Aşk ve ölüm
Kamil Sarhanlı
Şarap ve Tanrı’da Dionysos’un mitoloji tarihindeki serüvenini anlatan Kamil Sarhanlı, Aşk ve Ölüm’de Afrodit’in şehvetle, doğurganlıkla, aşkla ve ölümle şekillenen tarihini anlatıyor. Yunan mitolojisine hakim bir dilin, edebi kurmacayı ve tarihi birlikte kullandığı bu kitapta, tanrıların doğasını ve insan zihnindeki en temel endişe ve dürtülerin tarihi yolculuğunu bulacaksınız.
Afrodit’le, şehvetin ve sadakatin sınır ihlallerini tadacak, babasıyla hesaplaşan oğulların güç oyunlarını izleyecek ve insan hayatında başlangıçla bitişin, aşkla ölümün nasıl da iç içe olduğunu göreceksiniz. Bu, Afrodit’in aynası.
“Kamil Sarhanlı, soluk soluğa okuduğumuz Şarap ve Tanrı’nın sisleri üzerimizden dağılmadan, Aşk ve Ölüm’le bizi Afrodit’in aşkla dolu, yoğun bir sis kütlesinin içine alıyor. Şiir içinde şiir olur mu diyenlere, bal gibi olur dercesine yazılmış sürükleyici satırlarını bir nefeste okudum ve tekrar tekrar okuyacağım.”
Doç. Dr. Veli Köse
Kamil Sarhanlı
Aşk ve Ölüm
Kamil Sarhanlı
1989 yılında Kuşadası’nda doğdu. Hacettepe Üniversitesi Arkeoloji bölümünü birincilikle bitirdi.
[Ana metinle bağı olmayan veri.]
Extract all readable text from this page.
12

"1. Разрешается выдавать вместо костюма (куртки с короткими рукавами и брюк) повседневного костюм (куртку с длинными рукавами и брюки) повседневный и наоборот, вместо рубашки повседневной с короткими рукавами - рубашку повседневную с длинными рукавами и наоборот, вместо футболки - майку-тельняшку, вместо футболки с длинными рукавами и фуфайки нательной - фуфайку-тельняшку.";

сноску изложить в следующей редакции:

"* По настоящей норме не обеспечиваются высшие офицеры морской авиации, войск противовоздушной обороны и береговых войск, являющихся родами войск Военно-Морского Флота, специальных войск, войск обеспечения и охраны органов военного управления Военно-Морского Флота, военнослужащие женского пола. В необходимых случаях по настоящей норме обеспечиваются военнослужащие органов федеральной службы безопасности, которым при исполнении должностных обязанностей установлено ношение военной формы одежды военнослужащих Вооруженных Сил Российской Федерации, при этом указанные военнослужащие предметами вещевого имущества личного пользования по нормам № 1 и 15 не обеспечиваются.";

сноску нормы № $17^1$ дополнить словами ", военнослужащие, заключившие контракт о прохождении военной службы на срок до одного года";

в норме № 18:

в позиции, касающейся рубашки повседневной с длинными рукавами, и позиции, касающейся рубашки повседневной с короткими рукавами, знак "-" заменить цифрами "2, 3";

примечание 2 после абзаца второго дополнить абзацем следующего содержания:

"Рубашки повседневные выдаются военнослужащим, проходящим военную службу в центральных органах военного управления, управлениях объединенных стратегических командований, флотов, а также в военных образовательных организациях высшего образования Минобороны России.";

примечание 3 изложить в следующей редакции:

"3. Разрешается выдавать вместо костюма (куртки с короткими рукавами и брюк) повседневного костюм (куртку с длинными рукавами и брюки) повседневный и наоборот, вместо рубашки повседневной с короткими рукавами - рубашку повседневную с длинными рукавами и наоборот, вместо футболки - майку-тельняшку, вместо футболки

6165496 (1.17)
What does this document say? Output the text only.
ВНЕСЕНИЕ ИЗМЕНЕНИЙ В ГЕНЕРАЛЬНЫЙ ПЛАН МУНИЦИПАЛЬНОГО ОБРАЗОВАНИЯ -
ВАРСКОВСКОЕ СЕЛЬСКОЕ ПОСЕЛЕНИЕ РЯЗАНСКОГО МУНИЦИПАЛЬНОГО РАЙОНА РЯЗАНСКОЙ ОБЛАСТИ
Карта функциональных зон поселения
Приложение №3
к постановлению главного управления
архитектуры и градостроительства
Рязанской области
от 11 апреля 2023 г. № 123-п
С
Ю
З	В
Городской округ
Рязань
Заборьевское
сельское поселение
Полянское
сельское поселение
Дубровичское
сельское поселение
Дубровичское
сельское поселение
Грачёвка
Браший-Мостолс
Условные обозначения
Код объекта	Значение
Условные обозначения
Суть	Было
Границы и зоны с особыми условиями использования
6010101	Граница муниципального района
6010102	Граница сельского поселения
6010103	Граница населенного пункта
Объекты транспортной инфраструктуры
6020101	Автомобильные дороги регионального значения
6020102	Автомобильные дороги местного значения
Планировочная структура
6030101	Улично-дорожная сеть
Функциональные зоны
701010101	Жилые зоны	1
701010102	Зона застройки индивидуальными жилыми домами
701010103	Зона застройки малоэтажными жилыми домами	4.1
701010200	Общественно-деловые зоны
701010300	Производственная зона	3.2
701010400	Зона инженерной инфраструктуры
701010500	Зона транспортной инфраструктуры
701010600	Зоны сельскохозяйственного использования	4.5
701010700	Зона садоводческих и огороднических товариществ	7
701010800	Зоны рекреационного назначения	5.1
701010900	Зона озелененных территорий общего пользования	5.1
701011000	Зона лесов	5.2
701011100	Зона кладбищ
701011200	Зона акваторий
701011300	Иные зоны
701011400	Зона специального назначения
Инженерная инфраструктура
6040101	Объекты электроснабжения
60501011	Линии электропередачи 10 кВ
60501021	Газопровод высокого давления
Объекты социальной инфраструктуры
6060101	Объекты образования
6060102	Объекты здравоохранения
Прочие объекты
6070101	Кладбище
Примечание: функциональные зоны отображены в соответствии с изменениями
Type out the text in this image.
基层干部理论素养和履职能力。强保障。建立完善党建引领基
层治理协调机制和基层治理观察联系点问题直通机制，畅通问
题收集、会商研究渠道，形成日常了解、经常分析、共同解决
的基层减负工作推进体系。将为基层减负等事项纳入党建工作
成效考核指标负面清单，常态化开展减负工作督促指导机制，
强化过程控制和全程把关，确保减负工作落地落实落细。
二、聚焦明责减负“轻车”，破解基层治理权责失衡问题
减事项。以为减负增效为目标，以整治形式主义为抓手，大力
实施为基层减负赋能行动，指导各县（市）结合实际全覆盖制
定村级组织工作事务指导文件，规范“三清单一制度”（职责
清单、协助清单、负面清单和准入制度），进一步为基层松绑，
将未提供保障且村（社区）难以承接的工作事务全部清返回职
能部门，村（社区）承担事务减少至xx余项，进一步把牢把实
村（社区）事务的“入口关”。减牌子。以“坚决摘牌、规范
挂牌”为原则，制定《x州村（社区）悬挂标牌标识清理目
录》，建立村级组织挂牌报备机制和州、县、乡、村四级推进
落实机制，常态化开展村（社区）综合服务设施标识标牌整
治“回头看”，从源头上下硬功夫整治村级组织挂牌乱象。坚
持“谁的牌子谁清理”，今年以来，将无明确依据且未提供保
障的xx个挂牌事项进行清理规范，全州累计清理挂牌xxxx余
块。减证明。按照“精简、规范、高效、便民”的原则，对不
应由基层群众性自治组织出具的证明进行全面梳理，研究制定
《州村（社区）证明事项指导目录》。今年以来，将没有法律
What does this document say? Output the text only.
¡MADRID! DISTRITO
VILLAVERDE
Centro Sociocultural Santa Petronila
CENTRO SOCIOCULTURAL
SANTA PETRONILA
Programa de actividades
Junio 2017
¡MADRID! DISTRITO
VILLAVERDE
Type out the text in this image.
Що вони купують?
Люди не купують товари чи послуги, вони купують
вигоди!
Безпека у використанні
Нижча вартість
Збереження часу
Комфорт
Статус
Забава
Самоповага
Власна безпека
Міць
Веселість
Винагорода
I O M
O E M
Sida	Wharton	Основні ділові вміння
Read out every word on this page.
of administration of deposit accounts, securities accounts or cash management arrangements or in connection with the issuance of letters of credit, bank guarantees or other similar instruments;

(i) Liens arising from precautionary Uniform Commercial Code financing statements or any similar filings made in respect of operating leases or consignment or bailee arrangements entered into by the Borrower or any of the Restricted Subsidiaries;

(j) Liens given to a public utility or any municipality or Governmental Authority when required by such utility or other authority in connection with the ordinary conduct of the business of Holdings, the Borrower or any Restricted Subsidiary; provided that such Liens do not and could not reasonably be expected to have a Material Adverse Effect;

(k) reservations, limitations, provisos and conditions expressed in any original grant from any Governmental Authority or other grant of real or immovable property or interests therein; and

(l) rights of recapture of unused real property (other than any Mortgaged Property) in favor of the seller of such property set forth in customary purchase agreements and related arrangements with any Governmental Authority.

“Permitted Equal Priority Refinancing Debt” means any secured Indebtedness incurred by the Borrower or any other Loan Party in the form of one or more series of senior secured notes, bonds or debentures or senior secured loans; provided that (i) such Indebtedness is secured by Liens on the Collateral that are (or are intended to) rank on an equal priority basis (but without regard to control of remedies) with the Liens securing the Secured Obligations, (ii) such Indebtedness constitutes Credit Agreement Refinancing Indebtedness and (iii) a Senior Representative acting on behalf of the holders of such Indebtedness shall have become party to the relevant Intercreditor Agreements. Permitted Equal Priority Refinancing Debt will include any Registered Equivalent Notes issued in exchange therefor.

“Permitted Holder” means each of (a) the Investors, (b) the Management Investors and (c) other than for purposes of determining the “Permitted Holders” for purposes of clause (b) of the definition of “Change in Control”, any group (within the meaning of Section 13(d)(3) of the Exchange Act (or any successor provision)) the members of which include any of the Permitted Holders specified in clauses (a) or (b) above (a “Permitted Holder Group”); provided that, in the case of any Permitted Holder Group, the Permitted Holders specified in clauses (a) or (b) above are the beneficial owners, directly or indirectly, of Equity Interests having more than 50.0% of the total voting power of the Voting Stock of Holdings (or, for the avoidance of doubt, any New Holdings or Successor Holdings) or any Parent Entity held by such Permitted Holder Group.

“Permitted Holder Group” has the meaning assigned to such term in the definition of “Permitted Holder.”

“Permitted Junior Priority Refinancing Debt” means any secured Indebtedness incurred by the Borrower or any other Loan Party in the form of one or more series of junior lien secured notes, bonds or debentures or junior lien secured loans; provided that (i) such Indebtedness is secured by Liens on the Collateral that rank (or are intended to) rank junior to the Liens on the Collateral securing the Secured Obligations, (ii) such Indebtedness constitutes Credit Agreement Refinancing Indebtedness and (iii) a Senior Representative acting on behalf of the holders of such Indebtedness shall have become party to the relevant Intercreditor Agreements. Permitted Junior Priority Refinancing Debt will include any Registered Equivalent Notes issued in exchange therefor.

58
Yazarlık yolculuğu KUYETA Yerel Tarih Araştırmalar Grubu sayesinde başlayan yazar, bu dergide bir yıl boyunca aralıksız araştırma yapıp yazılar yazmıştır. Burada Hayat Var dergisinin Kültür, Sanat ve Edebiyat köşesinde yazarlık çalışmalarını sürdürmektedir.
Şarap ve Tanrı KÜKSAD Kuşadası Kütüphane Yaptırma Yaşatma Kültür ve Sanat Derneği 2013-2014 Kültür Sanat Ödülü’ne layık görülmüştür.
Önsöz
Aşkların en güzeli…!
Ilık ılık esen rüzgar, tenini okşarken, o hala aşkın tanımını düşünüyordu. “İnsanın arzu dolu teninde dolaşan ılık bir nefestir aşk”, dedi önce… Olmadı… Sınavı geçememişti…
Yıllar yıllar öncesi birine akmıştı yüreği… Bir sel gibi akarken ona doğru yüreği, bedeni hep kaçmıştı ondan bilinmez bir nedenle… Hep farklı yönlere savurmuştu onları rüzgarın eli… Nereden bilecekti…? Yıllar sonra öğrendi buna yazgı dendiğini…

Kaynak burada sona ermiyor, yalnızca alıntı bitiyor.